Chemicals from this class deserve respect in handling. Direct contact—especially at higher concentrations—can irritate skin or eyes, and accidental inhalation of powders brings about the coughing or mild respiratory distress familiar to most bench chemists. Safety data sheets present the usual precautionary advice: gloves, goggles, lab coats, and fume extraction for weighing or dissolving the solid. Risk extends to storage; sealed, light-protected containers in a dry environment keep the acid stable over months. Waste disposal flows follow hazardous organic protocols, generally incineration by a licensed provider. Laboratories focus on safe transfer methods, using spatulas and anti-static precautions to limit airborne dust. Facilities conducting process chemistry document all movements and train staff regularly to reduce chance injury.
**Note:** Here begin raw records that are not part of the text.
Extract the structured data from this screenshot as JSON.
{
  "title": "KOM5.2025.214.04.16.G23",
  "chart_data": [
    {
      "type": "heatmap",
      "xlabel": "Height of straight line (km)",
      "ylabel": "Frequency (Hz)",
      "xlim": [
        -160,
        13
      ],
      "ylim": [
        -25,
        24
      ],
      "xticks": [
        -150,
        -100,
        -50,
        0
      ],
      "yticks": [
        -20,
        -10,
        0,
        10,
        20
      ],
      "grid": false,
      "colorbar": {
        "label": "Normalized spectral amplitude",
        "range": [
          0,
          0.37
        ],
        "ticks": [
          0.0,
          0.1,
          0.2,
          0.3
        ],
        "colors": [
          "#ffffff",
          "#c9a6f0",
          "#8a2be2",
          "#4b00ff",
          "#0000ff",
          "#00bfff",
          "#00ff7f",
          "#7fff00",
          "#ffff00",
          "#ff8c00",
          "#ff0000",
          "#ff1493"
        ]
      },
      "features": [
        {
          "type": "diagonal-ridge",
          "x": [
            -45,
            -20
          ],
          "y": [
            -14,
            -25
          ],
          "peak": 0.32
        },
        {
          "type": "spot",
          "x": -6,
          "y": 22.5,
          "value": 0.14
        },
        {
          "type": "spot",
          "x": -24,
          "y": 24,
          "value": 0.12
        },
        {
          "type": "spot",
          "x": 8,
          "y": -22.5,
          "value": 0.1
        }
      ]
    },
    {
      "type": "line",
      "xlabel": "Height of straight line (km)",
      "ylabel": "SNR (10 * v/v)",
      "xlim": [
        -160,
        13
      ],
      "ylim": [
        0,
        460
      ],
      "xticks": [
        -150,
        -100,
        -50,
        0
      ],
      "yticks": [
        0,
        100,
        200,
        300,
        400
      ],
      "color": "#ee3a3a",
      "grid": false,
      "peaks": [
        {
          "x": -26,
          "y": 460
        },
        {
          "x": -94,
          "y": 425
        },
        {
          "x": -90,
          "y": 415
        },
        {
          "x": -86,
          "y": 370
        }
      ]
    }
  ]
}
Like many aromatic carboxylic acids, this compound doesn’t rank high as a major health risk, but repeated or chronic exposure still calls for vigilance. Regulatory statutes—REACH in the European Union or TSCA in the United States—require proper registration and recording of use volumes. Environmental impact stays low in managed circumstances because facilities rarely release large amounts outside controlled settings. Waste needs responsible handling because, like many synthetic organics, it can persist if not treated or incinerated correctly. Process safety audits and green chemistry guidelines suggest limiting use to just what’s needed for immediate processes, recycling solvents, or curbing byproducts at each stage.
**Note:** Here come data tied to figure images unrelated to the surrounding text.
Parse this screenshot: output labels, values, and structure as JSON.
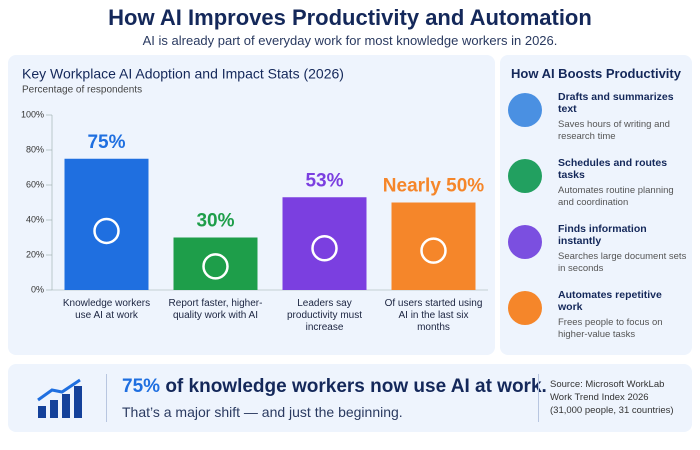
{
  "header": {
    "title": "How AI Improves Productivity and Automation",
    "subtitle": "AI is already part of everyday work for most knowledge workers in 2026."
  },
  "chart_data": {
    "type": "bar",
    "title": "Key Workplace AI Adoption and Impact Stats (2026)",
    "subtitle": "Percentage of respondents",
    "categories": [
      "Knowledge workers use AI at work",
      "Report faster, higher-quality work with AI",
      "Leaders say productivity must increase",
      "Of users started using AI in the last six months"
    ],
    "values": [
      75,
      30,
      53,
      50
    ],
    "value_labels": [
      "75%",
      "30%",
      "53%",
      "Nearly 50%"
    ],
    "colors": [
      "#1f6fe0",
      "#1e9e4a",
      "#7b3fe0",
      "#f5862a"
    ],
    "ylim": [
      0,
      100
    ],
    "yticks": [
      {
        "value": 0,
        "label": "0%"
      },
      {
        "value": 20,
        "label": "20%"
      },
      {
        "value": 40,
        "label": "40%"
      },
      {
        "value": 60,
        "label": "60%"
      },
      {
        "value": 80,
        "label": "80%"
      },
      {
        "value": 100,
        "label": "100%"
      }
    ],
    "grid": false
  },
  "sidebar": {
    "title": "How AI Boosts Productivity",
    "items": [
      {
        "title": "Drafts and summarizes text",
        "text": "Saves hours of writing and research time",
        "color": "#4a90e2"
      },
      {
        "title": "Schedules and routes tasks",
        "text": "Automates routine planning and coordination",
        "color": "#22a060"
      },
      {
        "title": "Finds information instantly",
        "text": "Searches large document sets in seconds",
        "color": "#7b4fe0"
      },
      {
        "title": "Automates repetitive work",
        "text": "Frees people to focus on higher-value tasks",
        "color": "#f5862a"
      }
    ]
  },
  "banner": {
    "highlight": "75%",
    "headline": "of knowledge workers now use AI at work.",
    "subline": "That’s a major shift — and just the beginning.",
    "source": "Source: Microsoft WorkLab Work Trend Index 2026 (31,000 people, 31 countries)"
  }
}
Sourcing sustainable raw materials piques the interest of buyers aiming to reduce carbon footprints. Renewable aldehyde and phenol routes provide some feedstocks relevant to the starting materials for this molecule. Close attention to reaction efficiency matters just as much; using catalysts that trim down reaction time or increase atom economy reduces both waste and costs. Bulk manufacturers sometimes redesign processes to recover solvents or minimize energy inputs at the stage where benzyl protection is introduced. Research teams keep an eye out for more biodegradable analogues, or derivatives that pack similar activity with a clearer environmental profile.
The last decade saw growing demand for specialty pyran derivatives as drug discovery sought new scaffolds and privileged structures. Manufacturing capacity often follows this demand lagging a year or two behind research breakthroughs. Global supply chains link European, North American, and Asian producers, all adjusting to fluctuations in the fine chemicals market. Users benefit from working closely with suppliers who offer transparent sourcing and ongoing technical support. As experienced chemists know, any hiccup in material consistency, trace impurities, or delayed shipments can ripple right through a research program or small-scale pilot plant. The strongest partnerships depend on steady communication and mutual investment in product quality and supply reliability.